Kevin Eichorn of Eden Prairie, Minnesota, has found a radio frequency that can be used to dry grain.

It requires no heat, but electricity to generate the radio waves and run a fan to blow water out of the grain bin.

He explained that the radio waves separate water molecules from grain and from each other so they can be easily removed with air movement generated by a fan. 

It dries grain from the inside out whereas heat works from the outside into the grain kernels.

But the system is expensive to install, so it only pays over time.
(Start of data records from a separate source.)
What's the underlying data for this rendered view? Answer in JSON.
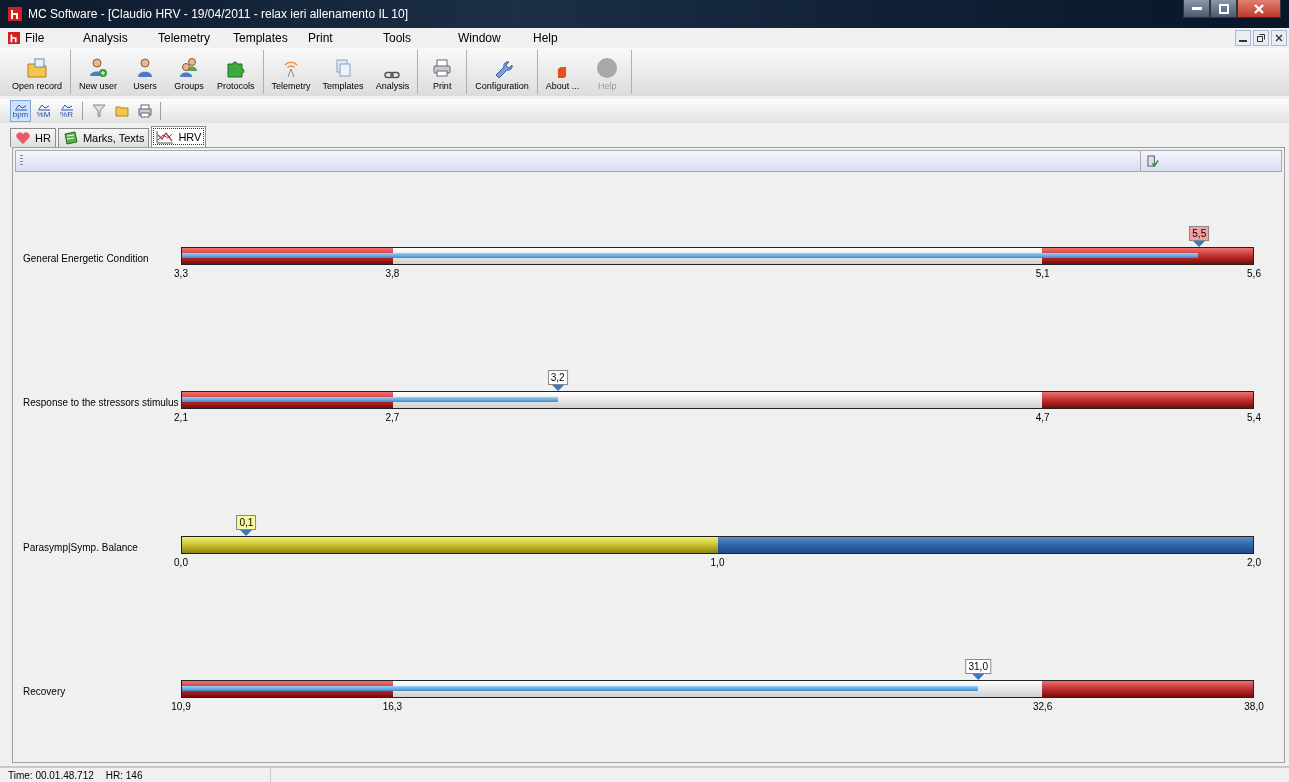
{
  "window": {
    "title": "MC Software - [Claudio HRV - 19/04/2011 - relax ieri allenamento IL 10]"
  },
  "menu": [
    "File",
    "Analysis",
    "Telemetry",
    "Templates",
    "Print",
    "Tools",
    "Window",
    "Help"
  ],
  "toolbar": [
    [
      {
        "label": "Open record",
        "kind": "folder",
        "disabled": false
      }
    ],
    [
      {
        "label": "New user",
        "kind": "user-add",
        "disabled": false
      },
      {
        "label": "Users",
        "kind": "user",
        "disabled": false
      },
      {
        "label": "Groups",
        "kind": "users",
        "disabled": false
      },
      {
        "label": "Protocols",
        "kind": "puzzle",
        "disabled": false
      }
    ],
    [
      {
        "label": "Telemetry",
        "kind": "antenna",
        "disabled": false
      },
      {
        "label": "Templates",
        "kind": "pages",
        "disabled": false
      },
      {
        "label": "Analysis",
        "kind": "link",
        "disabled": false
      }
    ],
    [
      {
        "label": "Print",
        "kind": "printer",
        "disabled": false
      }
    ],
    [
      {
        "label": "Configuration",
        "kind": "wrench",
        "disabled": false
      }
    ],
    [
      {
        "label": "About ...",
        "kind": "stop",
        "disabled": false
      },
      {
        "label": "Help",
        "kind": "circle",
        "disabled": true
      }
    ]
  ],
  "view_toggles": [
    {
      "label": "bpm",
      "selected": true
    },
    {
      "label": "%M",
      "selected": false
    },
    {
      "label": "%R",
      "selected": false
    }
  ],
  "tabs": [
    {
      "label": "HR",
      "kind": "heart",
      "selected": false
    },
    {
      "label": "Marks, Texts",
      "kind": "note",
      "selected": false
    },
    {
      "label": "HRV",
      "kind": "chart",
      "selected": true
    }
  ],
  "gauges": [
    {
      "name": "General Energetic Condition",
      "kind": "zones",
      "level": 0.949,
      "value": "5,5",
      "ticks": [
        "3,3",
        "3,8",
        "5,1",
        "5,6"
      ]
    },
    {
      "name": "Response to the  stressors stimulus",
      "kind": "zones",
      "level": 0.351,
      "value": "3,2",
      "ticks": [
        "2,1",
        "2,7",
        "4,7",
        "5,4"
      ]
    },
    {
      "name": "Parasymp|Symp. Balance",
      "kind": "balance",
      "level": 0.061,
      "value": "0,1",
      "ticks": [
        "0,0",
        "1,0",
        "2,0"
      ]
    },
    {
      "name": "Recovery",
      "kind": "zones",
      "level": 0.743,
      "value": "31,0",
      "ticks": [
        "10,9",
        "16,3",
        "32,6",
        "38,0"
      ]
    }
  ],
  "status_bar": {
    "time": "Time: 00.01.48.712",
    "hr": "HR: 146"
  }
}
The electricity costs less than propane in his area of the United States, he said.

He markets his invention as Dry Max Solutions.

Bitcoin worse than beef for environment

Bitcoin energy use is so great that it’s worse for the environment than beef production, according to a report from the University of New Mexico.

The Bitcoin universe is a significant contributor to greenhouse gas emissions, the study reports.

Each Bitcoin mined in 2021 generated $11,314 US in climate damages, said the report and total global damages were greater than $12 billion US between 2016 and 2021, it said.

Damages peaked at 156 per cent of coin price in May, 2020 - i.e. it cost $1.56 to produce $1 worth of Bitcoin.

Taken as a share of the market price, the climate change impacts of mining the digital cryptocurrency Bitcoin is more comparable to the impacts of extracting and refining crude oil than mining gold, according to an analysis published in Scientific Reports by researchers at The University of New Mexico.

Benjamin Jones and colleagues Robert Berrens and Andrew Goodkind present economic estimates of climate damages from Bitcoin mining between January 2016 and December 2021. They report that in 2020 Bitcoin mining used 75.4 terawatt hours of electricity (TWh) – higher electricity usage than Austria (69.9 TWh) or Portugal (48.4 TWh) in that year.

“Globally, the mining, or production, of Bitcoin is using tremendous amounts of electricity, mostly from fossil fuels, such as coal and natural gas. 

"This is causing huge amounts of air pollution and carbon emissions, which is negatively impacting our global climate and our health,” said Jones. 

“We find several instances between 2016-2021 where Bitcoin is more damaging to the climate than a single Bitcoin is actually worth. This is extremely troubling from a sustainability perspective.”